Nowadays we hear a lot about eco-responsibility… So much so that the meaning is lost… and consumers find it hard to trust and we understand them.
Indeed, it’s apparently quite easy to present oneself as “eco-responsible” by showing only certain aspects of this RESPONSIBILITY… So we wanted to put things into perspective and above all to spot … greenwashing. Well, it’s back in another form, yes!
This article refers mainly to the textile industry. The one we know best. But it is valid for all sectors, all companies, and all sizes of companies, in general the reflection is the same.
So what is eco-responsibility?
In fact, it is very simple, it is simply a set of actions in our daily lives that aim to limit the various impacts on the environment. This can be a choice in terms of our purchases, a choice of management or raising the awareness of those around us. Eco-responsibility therefore involves more conscious purchases, the implementation of good practices to limit waste, to improve consumption, etc. This is for private individuals.
For companies, it means offering products that are ecological, ethical, produced in a respectful way, that are sustainable, and being aware of the responsibility that we have as a company for the world and its future.
The criteria to be respected as a brand
It is easy for brands to claim to be environmentally responsible, but what criteria should be respected to enable customers to assess the degree of environmental responsibility of the brand and therefore see its efforts to limit its impact on the environment? There are different things to take into account:
The products materials composition
It is very important for you, the consumer, to pay attention to the materials used in the products you buy. What should catch your attention first are the raw materials, where they come from, whether they are natural or not, whether there is an artificial process, whether they are chemical or not,… So many questions that already give a clue about the degree of eco-responsibility.
But beware, natural materials do not necessarily mean eco-responsible. For example, cotton is a natural material that can be very harmful to the environment if it is not certified organic. And no, Oeko-tex is not eco-responsible or ecological, because the use of GMOs, hazardous chemicals and pesticides is allowed.
Manufacture and origin of the product
It is not only the country of manufacture that is important, but also the way in which the people behind the production are treated. It is important when talking about eco-responsibility that the farmers and the people behind the production are treated well, that their workplace is healthy and good for the environment and that their income allows them to (over)live, that they have a living wage and not a minimum wage, regardless of the country of production.
But what is most important is not to limit one’s assessment to the garment factory, which is only the last step in a long chain, and which some brands mention exclusively to say “made in Europe”, “made in France”, while premeditatedly hiding the country of origin and the working conditions of the weaving, dyeing and spinning factories.

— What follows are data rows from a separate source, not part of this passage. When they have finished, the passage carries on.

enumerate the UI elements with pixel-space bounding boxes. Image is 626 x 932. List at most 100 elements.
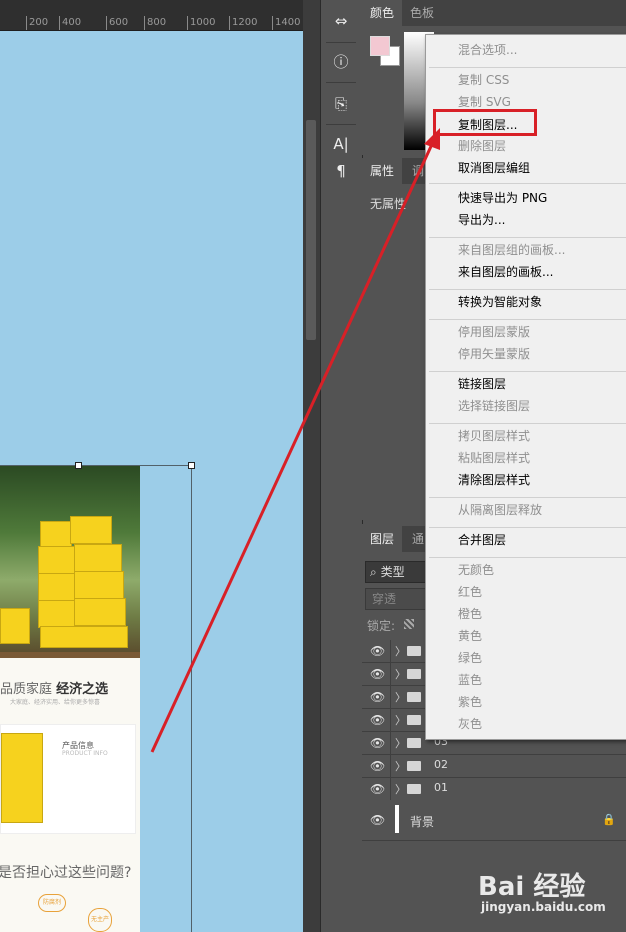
layer-filter-dropdown[interactable]: ⌕ 类型 (365, 561, 433, 583)
divider (390, 732, 391, 754)
divider (326, 124, 356, 125)
menu-item[interactable]: 复制 SVG (458, 93, 511, 110)
ruler-label: 200 (29, 17, 49, 28)
paragraph-styles-icon[interactable]: ⇔ (328, 10, 354, 32)
menu-item[interactable]: 粘贴图层样式 (458, 449, 530, 466)
layer-name: 02 (434, 758, 448, 771)
menu-item[interactable]: 清除图层样式 (458, 471, 530, 488)
background-layer-row[interactable]: 👁 (362, 800, 626, 841)
menu-item[interactable]: 停用矢量蒙版 (458, 345, 530, 362)
menu-item[interactable]: 红色 (458, 583, 482, 600)
tab-layers[interactable]: 图层 (362, 526, 403, 552)
menu-item[interactable]: 紫色 (458, 693, 482, 710)
menu-item[interactable]: 来自图层的画板... (458, 263, 553, 280)
menu-item[interactable]: 删除图层 (458, 137, 506, 154)
ruler-tick (229, 16, 230, 30)
artwork-question: 是否担心过这些问题? (0, 865, 132, 881)
scrollbar-thumb[interactable] (306, 120, 316, 340)
layer-filter-label: 类型 (380, 565, 405, 579)
glyphs-icon[interactable]: ⎘ (328, 93, 354, 115)
visibility-eye-icon[interactable]: 👁 (370, 644, 385, 658)
lock-icon: 🔒 (602, 813, 616, 826)
divider (390, 686, 391, 708)
ruler-tick (26, 16, 27, 30)
folder-icon (407, 715, 421, 725)
expand-caret-icon[interactable]: 〉 (395, 735, 406, 751)
menu-item[interactable]: 橙色 (458, 605, 482, 622)
divider (390, 640, 391, 662)
expand-caret-icon[interactable]: 〉 (395, 666, 406, 682)
transform-handle[interactable] (75, 462, 82, 469)
menu-separator (429, 289, 626, 290)
menu-item[interactable]: 灰色 (458, 715, 482, 732)
menu-item[interactable]: 停用图层蒙版 (458, 323, 530, 340)
expand-caret-icon[interactable]: 〉 (395, 643, 406, 659)
menu-separator (429, 319, 626, 320)
visibility-eye-icon[interactable]: 👁 (370, 736, 385, 750)
artwork-headline: 品质家庭 经济之选 (0, 678, 140, 697)
menu-item[interactable]: 混合选项... (458, 41, 517, 58)
expand-caret-icon[interactable]: 〉 (395, 758, 406, 774)
lock-transparent-pixels-icon[interactable] (404, 619, 414, 629)
headline-bold: 经济之选 (56, 682, 109, 697)
expand-caret-icon[interactable]: 〉 (395, 781, 406, 797)
menu-item[interactable]: 取消图层编组 (458, 159, 530, 176)
paragraph-icon[interactable]: ¶ (328, 160, 354, 182)
folder-icon (407, 646, 421, 656)
tab-color[interactable]: 颜色 (362, 0, 403, 26)
folder-icon (407, 669, 421, 679)
menu-item[interactable]: 从隔离图层释放 (458, 501, 542, 518)
tab-swatches[interactable]: 色板 (402, 0, 442, 26)
layer-thumbnail (395, 805, 399, 833)
menu-item[interactable]: 链接图层 (458, 375, 506, 392)
visibility-eye-icon[interactable]: 👁 (370, 690, 385, 704)
menu-item[interactable]: 快速导出为 PNG (458, 189, 547, 206)
layer-row[interactable]: 👁 〉 02 (362, 755, 626, 778)
background-layer-name: 背景 (410, 815, 435, 829)
visibility-eye-icon[interactable]: 👁 (370, 713, 385, 727)
visibility-eye-icon[interactable]: 👁 (370, 782, 385, 796)
transform-handle[interactable] (188, 462, 195, 469)
baidu-logo: Bai 经验 (478, 872, 586, 902)
menu-item[interactable]: 合并图层 (458, 531, 506, 548)
tissue-box (38, 546, 76, 574)
search-icon: ⌕ (370, 565, 377, 579)
ruler-tick (106, 16, 107, 30)
tab-properties[interactable]: 属性 (362, 158, 403, 184)
expand-caret-icon[interactable]: 〉 (395, 689, 406, 705)
tissue-box (40, 521, 72, 547)
tissue-box (74, 544, 122, 572)
menu-item[interactable]: 绿色 (458, 649, 482, 666)
menu-item[interactable]: 复制 CSS (458, 71, 509, 88)
menu-item[interactable]: 来自图层组的画板... (458, 241, 565, 258)
menu-item[interactable]: 蓝色 (458, 671, 482, 688)
menu-item[interactable]: 转换为智能对象 (458, 293, 542, 310)
menu-separator (429, 423, 626, 424)
artwork-preview[interactable]: 品质家庭 经济之选 大家庭、经济实用、给你更多惊喜 产品信息 PRODUCT I… (0, 466, 140, 932)
card-subtitle: PRODUCT INFO (62, 750, 108, 757)
info-icon[interactable]: ⓘ (328, 51, 354, 73)
foreground-color-swatch[interactable] (370, 36, 390, 56)
menu-item[interactable]: 无颜色 (458, 561, 494, 578)
menu-separator (429, 183, 626, 184)
expand-caret-icon[interactable]: 〉 (395, 712, 406, 728)
character-icon[interactable]: A| (328, 133, 354, 155)
product-photo (0, 466, 140, 656)
visibility-eye-icon[interactable]: 👁 (370, 667, 385, 681)
tissue-box (38, 600, 76, 628)
ruler-label: 1400 (275, 17, 301, 28)
menu-item[interactable]: 选择链接图层 (458, 397, 530, 414)
ruler-tick (59, 16, 60, 30)
menu-item[interactable]: 黄色 (458, 627, 482, 644)
tissue-box (0, 608, 30, 644)
horizontal-ruler[interactable]: 200 400 600 800 1000 1200 1400 (0, 0, 303, 31)
layer-row[interactable]: 👁 〉 01 (362, 778, 626, 801)
tissue-box (1, 733, 43, 823)
visibility-eye-icon[interactable]: 👁 (370, 813, 385, 827)
visibility-eye-icon[interactable]: 👁 (370, 759, 385, 773)
menu-separator (429, 557, 626, 558)
menu-separator (429, 237, 626, 238)
menu-item[interactable]: 导出为... (458, 211, 505, 228)
color-panel-tabbar: 颜色 色板 (362, 0, 626, 26)
menu-item[interactable]: 拷贝图层样式 (458, 427, 530, 444)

We sometimes forget that transport plays an important role in our ecological footprint. And contrary to popular belief, production in Portugal or Europe is not necessarily more environmentally friendly than production in Asia, for example. Indeed, it is preferable for products to be transported to the destination country by train or boat rather than by plane or truck for shorter or longer distances. The raw material has to be transported anyway, mostly from Asia or the Middle East, so sometimes this doubles the distance. Plus the fact that transporting raw materials takes much more space/waste than final priducts.
Sustainability vs. quality – a balance must be struck
Durability and quality are two things that go hand in hand but do not mean the same thing.In fact, durability is simply the life cycle of the product. A durable product is therefore a product that will be used for a longer period of time and with a minimum of impact. But it should not be forgotten that a good quality product is more likely to last a long time. That is why durability and quality are linked. But when we talk about quality, what exactly are we talking about?
For a product to be of good quality, the basis of the product must also be good quality! The quality of the product therefore starts with the choice of the raw material. This requires regular checks to ensure that the raw material has been sourced and produced in the correct manner. In the case of Kalani, we ensure that the cotton we use for our linen is natural long staple cotton, organically grown and GOTS certified. This ensures that the cotton is organically grown, traceable, ethically produced and free from products that may be hazardous to our health, our customers’ health, the health of the farmers and the workers in the production process.
Eco-responsibility and certification labels
Nowadays it is very important to be certified, especially when we are an ecological, organic, ethical and Fairtrade brand. It will allow us to be transparent about the origin of our materials. To prove its eco-responsibility, the best thing a brand can do is to be certified. This is the only guarantee that what is said is true, verified and justified. There are several types of certification that brands can obtain when they meet the strict rules of the organisations that grant them. Among these certifications you will find :
- GOTS = 100% Organic + Ethical + Health + Safety
- Fairtrade = 100% ethical
- PETA = Respect and welfare of animals
- REACH and Oeko-Tex = health + safety
Eco-responsibility vs. greenwashing – how to tell the difference
Indeed, more and more brands and new brands claim to be eco-friendly, but in truth they are only halfway or even less than that. They use the word eco-responsibility but when you dig a little deeper, you can quickly realise that it’s just a question of certain words used here and there, which can give you the impression of a certain eco-responsibility! This is called “greenwashing” and its aim is to give an eco-brand image with a misleading and therefore false ecological responsibility! We have an article about greenwashing that you can find on our blog and here are a few tips on how to avoid being fooled into buying from brands that claim to be “eco-responsible”:
- Avoid focusing on ‘made in’ as in reality this just reassures consumers but does not guarantee that the product has been made in an environmentally friendly way and often says nothing about the previous stages of manufacture. Find out before you buy!
- Don’t believe everything you are told, look for concrete evidence. For example, recognised certification labels (by checking the certification number on the label’s website).
- Buy products from brands that are transparent about their manufacturing processes, products etc.